Complete step by step Solution:
In the question, the equation is given by:
${\lim _{x \to 2}}\dfrac{{\sqrt {1\sqrt {2 + x} } - \sqrt 3 }}{{(x - 2)}}$
First, Divide and multiply the equation by $\sqrt {1\sqrt {2 + x} } + \sqrt 3 $ to rationalize the given equation, we have:
${\lim _{x \to 2}}\dfrac{{\sqrt {1\sqrt {2 + x} } - \sqrt 3 }}{{x - 2}} \times \dfrac{{\sqrt {1\sqrt {2 + x} } + \sqrt 3 }}{{\sqrt {1\sqrt {2 + x} } + \sqrt 3 }} \\$
 $\Rightarrow {\lim _{x \to 2}}\dfrac{{\sqrt {1\sqrt {2 + x} } - \sqrt 3 \times \sqrt {1\sqrt {2 + x} } + \sqrt 3 }}{{(x - 2)(\sqrt {1\sqrt {2 + x} } + \sqrt 3 )}} \\$
Now, expand the above equation, then:
${\lim _{x \to 2}}\dfrac{{1 + \sqrt {2 + x} - 3}}{{(x - 2)(\sqrt {1\sqrt {2 + x} } + \sqrt 3 )}} \\$
${\lim _{x \to 2}}\dfrac{{\sqrt {2 + x} - 2}}{{(x - 2)(\sqrt {1\sqrt {2 + x} } + \sqrt 3 )}} \\$
Multiplying and dividing the obtained equation by $\sqrt {2 + x} + 2$ to rationalize the equation again:
${\lim _{x \to 2}}\dfrac{{\sqrt {2 + x} - 2}}{{(x - 2)(\sqrt {1\sqrt {2 + x} } + \sqrt 3 )}} \times \dfrac{{\sqrt {2 + x} + 2}}{{\sqrt {2 + x} + 2}} \\$
$\Rightarrow {\lim _{x \to 2}}\dfrac{{(\sqrt {2 + x} - 2)(\sqrt {2 + x} + 2)}}{{(x - 2)(\sqrt {1\sqrt {2 + x} } + \sqrt 3 )(\sqrt {2 + x} + 2)}} \\$
Similarly, expand the above equation, then:
${\lim _{x \to 2}}\dfrac{{{{(\sqrt {2 + x} )}^2} - {2^2}}}{{(x - 2)(\sqrt {1\sqrt {2 + x} } + \sqrt 3 )(\sqrt {2 + x} + 2)}} \\$
${\lim _{x \to 2}}\dfrac{{x - 2}}{{(x - 2)(\sqrt {1\sqrt {2 + x} } + \sqrt 3 )(\sqrt {2 + x} + 2)}} \\$
Now, canceling out $(x - 2)$from numerator and denominator, thus:
${\lim _{x \to 2}}\dfrac{{(x - 2)}}{{(x - 2)(\sqrt {1\sqrt {2 + x} } + \sqrt 3 )(\sqrt {2 + x} + 2)}} \\$
$\Rightarrow {\lim _{x \to 2}}\dfrac{1}{{(\sqrt {1\sqrt {2 + x} } + \sqrt 3 )(\sqrt {2 + x} + 2)}} \\$
Apply the limit which is $x$tends to $2$, then we obtain:
$\Rightarrow {\lim _{x \to 2}}\dfrac{1}{{(\sqrt {1 + \sqrt {2 + (2)} } + \sqrt 3 )(\sqrt {2 + (2)} + 2)}} \\$
$\Rightarrow \dfrac{1}{{(\sqrt {1 + \sqrt 4 } + \sqrt 3 )(\sqrt 4 + 2)}} \\$
 $\Rightarrow \dfrac{1}{{(2\sqrt 3 )(2 + 2)}} \\$
 $\Rightarrow \dfrac{1}{{8\sqrt 3 }} \\$

Hence, the correct option is (A).

Note: It should be noted that if the limit of a function is given in a quotient form then we can determine the expression by using the factoring method.

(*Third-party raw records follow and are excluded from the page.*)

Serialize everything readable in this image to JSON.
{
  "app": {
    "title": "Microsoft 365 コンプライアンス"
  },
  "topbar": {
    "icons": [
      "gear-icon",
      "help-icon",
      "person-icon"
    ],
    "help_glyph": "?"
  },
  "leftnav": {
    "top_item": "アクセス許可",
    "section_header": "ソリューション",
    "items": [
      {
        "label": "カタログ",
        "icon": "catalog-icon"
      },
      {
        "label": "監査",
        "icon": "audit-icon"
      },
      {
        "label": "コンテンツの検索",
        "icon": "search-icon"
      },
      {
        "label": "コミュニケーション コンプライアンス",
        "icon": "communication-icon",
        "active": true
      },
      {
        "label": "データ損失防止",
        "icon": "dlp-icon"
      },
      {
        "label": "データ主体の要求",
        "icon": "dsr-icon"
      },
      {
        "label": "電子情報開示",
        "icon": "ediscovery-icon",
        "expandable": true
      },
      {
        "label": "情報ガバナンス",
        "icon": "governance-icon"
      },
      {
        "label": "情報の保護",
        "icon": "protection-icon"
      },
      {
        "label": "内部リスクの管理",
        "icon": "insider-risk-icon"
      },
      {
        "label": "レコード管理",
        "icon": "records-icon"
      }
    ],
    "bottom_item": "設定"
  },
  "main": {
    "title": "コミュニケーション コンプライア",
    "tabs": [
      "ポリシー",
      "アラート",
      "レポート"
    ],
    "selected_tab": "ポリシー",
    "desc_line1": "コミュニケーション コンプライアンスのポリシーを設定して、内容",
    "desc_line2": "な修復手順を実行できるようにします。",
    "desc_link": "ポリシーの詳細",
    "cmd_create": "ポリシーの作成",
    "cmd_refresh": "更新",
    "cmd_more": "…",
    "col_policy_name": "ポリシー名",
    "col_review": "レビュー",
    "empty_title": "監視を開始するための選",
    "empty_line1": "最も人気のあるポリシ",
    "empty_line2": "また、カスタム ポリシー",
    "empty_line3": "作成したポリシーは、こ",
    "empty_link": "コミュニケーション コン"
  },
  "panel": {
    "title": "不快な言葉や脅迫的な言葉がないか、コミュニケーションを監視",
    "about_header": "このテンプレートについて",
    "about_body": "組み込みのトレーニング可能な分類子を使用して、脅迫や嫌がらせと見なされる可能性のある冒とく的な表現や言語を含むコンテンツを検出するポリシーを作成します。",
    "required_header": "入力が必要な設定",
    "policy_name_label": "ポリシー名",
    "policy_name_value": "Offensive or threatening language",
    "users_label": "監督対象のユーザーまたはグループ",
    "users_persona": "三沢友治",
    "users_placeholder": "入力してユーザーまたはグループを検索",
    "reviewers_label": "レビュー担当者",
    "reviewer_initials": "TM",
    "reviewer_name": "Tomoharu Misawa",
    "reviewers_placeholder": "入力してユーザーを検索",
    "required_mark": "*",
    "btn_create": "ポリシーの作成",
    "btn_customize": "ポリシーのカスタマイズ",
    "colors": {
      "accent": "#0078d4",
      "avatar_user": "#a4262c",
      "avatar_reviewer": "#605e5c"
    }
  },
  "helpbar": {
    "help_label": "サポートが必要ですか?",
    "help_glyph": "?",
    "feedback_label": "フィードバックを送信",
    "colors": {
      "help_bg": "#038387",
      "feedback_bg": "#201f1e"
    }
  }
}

Under this method, we need to reduce the numerator and denominator of the equation to their factors completely and then simplify it by dividing the numerator and the denominator by any factor which is common to both.